The Germans love heat. They might have heaps of cute churches, but the sun is their true god. OK they have been having a heatwave, warm even by our standards. We nearly expired when we got on a tram to find no-one had opened the windows. When we opened one it was immediately slammed shut. No-one wears a hat or seems to take any sun precautions so when we got on our cruise we found ourselves on the uncovered part of the upper deck. Our neighbours were loving it, exposing as much skin as was decent in such a place. The only precautions they seem to take was to drink cold beer in glasses of a size that would make our public health advocates short of breath. We just about faint and afterwards I felt dizzy, with a touch of heat stroke or whatever.

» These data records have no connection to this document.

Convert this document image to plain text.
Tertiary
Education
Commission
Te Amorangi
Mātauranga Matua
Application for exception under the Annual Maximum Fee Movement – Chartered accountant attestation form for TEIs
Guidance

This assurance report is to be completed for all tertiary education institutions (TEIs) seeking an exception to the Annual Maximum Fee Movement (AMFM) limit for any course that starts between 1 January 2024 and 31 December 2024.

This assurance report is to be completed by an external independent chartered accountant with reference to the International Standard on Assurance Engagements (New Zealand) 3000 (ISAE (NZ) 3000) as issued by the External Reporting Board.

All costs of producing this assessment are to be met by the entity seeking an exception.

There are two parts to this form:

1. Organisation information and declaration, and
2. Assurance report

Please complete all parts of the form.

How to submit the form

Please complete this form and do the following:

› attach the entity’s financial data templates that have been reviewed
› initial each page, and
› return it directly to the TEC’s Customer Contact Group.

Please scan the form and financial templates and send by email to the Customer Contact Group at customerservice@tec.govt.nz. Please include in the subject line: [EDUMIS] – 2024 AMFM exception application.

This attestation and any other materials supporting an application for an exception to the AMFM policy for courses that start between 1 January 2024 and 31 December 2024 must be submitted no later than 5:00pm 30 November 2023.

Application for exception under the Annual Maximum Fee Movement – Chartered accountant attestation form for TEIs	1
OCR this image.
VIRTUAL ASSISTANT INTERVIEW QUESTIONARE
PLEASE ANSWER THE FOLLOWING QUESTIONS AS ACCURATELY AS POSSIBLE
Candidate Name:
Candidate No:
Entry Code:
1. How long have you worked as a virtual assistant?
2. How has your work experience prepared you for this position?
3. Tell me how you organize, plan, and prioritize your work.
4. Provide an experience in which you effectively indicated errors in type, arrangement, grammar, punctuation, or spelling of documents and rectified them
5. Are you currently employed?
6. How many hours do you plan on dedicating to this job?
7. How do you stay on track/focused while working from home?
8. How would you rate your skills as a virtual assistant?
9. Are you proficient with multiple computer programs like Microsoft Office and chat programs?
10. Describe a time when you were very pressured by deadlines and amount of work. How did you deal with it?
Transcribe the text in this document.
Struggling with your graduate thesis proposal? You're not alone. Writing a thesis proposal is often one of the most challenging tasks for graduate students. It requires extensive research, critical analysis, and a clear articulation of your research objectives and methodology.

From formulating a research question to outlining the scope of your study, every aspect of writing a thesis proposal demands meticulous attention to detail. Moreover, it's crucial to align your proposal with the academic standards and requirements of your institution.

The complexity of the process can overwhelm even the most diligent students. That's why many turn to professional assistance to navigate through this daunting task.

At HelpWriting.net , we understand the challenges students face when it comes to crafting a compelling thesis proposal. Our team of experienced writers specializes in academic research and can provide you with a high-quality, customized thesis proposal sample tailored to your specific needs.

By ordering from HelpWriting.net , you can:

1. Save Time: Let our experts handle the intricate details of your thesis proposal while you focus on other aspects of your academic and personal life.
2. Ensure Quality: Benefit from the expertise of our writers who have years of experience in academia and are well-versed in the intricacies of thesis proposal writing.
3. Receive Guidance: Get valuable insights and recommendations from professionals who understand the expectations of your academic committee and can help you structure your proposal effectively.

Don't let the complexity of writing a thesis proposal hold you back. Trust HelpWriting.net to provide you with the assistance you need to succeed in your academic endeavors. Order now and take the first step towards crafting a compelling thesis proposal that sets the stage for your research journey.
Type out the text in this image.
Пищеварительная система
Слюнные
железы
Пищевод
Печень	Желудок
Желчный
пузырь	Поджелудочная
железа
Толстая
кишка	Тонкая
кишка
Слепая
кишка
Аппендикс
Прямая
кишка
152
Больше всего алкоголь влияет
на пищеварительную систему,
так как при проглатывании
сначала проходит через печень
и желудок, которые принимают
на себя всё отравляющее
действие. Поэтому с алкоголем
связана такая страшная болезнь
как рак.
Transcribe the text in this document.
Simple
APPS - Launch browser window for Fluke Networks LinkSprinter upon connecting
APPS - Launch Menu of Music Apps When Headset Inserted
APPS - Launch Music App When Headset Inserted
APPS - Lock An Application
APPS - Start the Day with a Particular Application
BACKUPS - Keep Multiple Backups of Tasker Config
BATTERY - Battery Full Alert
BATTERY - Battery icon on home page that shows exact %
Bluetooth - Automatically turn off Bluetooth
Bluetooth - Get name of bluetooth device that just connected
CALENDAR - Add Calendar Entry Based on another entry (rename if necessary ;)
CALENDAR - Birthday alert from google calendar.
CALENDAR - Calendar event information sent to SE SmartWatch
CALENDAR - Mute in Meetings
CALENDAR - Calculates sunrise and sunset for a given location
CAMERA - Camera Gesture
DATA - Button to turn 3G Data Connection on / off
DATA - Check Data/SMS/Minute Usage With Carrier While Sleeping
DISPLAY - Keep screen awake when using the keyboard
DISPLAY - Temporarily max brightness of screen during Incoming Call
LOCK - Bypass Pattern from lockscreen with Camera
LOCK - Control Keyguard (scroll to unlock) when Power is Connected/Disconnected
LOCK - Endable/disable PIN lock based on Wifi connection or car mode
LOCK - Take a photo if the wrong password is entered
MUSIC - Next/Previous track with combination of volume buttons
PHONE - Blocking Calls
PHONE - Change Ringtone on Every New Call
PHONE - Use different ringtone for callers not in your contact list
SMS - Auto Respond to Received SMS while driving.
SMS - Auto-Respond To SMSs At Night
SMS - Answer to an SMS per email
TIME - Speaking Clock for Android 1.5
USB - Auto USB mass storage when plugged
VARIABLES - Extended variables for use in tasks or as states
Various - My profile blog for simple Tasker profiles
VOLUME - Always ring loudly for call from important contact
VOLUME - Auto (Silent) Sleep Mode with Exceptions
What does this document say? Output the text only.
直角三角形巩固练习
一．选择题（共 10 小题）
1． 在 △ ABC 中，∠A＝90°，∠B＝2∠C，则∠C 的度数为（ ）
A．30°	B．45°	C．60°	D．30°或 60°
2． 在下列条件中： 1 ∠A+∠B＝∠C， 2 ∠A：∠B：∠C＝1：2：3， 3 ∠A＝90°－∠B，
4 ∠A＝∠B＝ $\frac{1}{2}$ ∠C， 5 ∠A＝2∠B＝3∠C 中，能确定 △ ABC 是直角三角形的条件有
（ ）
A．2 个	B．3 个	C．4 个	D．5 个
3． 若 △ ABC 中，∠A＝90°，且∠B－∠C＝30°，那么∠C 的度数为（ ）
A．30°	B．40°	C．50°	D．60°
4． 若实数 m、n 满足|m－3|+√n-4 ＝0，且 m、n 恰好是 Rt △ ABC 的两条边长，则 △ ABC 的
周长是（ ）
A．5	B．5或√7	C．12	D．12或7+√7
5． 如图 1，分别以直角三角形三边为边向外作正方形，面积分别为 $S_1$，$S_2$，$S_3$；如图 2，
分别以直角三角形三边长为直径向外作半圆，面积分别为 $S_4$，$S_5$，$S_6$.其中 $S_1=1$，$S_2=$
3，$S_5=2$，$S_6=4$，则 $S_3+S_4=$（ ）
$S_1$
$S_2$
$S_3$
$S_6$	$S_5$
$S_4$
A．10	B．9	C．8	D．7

Our cruise destination was the 18th century schloss built by Saxon king August the Strong, (no doubt a relative of mine), for the favorite of his many mistresses. She must have been some babe because the palace and its gardens are extraordinary with many Chinese
touches. You couldn’t get much more exotic than that in the 18th century. Curiously the one thing the ticket seller insisted we must not miss, unaware of our nationality, was the hothouse devoted to Australian plants. We didn’t, and sat there admiring specimens growing in our own garden, dismayed the temperature inside the greenhouse was cooler than outside.
The Germans are a bit obsessed by our country, we met a cook who was to leave in a few days to work at a roadhouse near Uluru, he was looking forward to the heat, and just near the Frauenkirche was a restaurant and bar called Ayers Rock, packed with patrons and featuring a lousy Aussie singer of pub rock.
Speaking of sweating, saunas and Turkish baths are the other memorable features of our stay in Dresden. Our luxurious hotel, which Jill miraculously conjured for a budget price via her tablet thingy, was like an enormous Roman villa set among vinyards that made very ordinary wine. But its basement was anything but ordinary featuring many sensuous pleasure delights. Its feature statue was of a moderately well endowed, but otherwise extremely muscular nude male, in a large plaza before a fountain.
Downstairs was a 25 metre pool with glass roof whose habitues, were nowhere near as muscular nor as we to were to discover in the spa and sauna, as well endowed. While the Finns might insist on nudity in their saunas, they do so in separate sessions. The Germans also insist on nudity, but Sylvie the blonde at reception laughed when asked if there were separate sessions. It was somewhat comforting to be among normal bodies, with neither a supermodel nor porn stud in sight.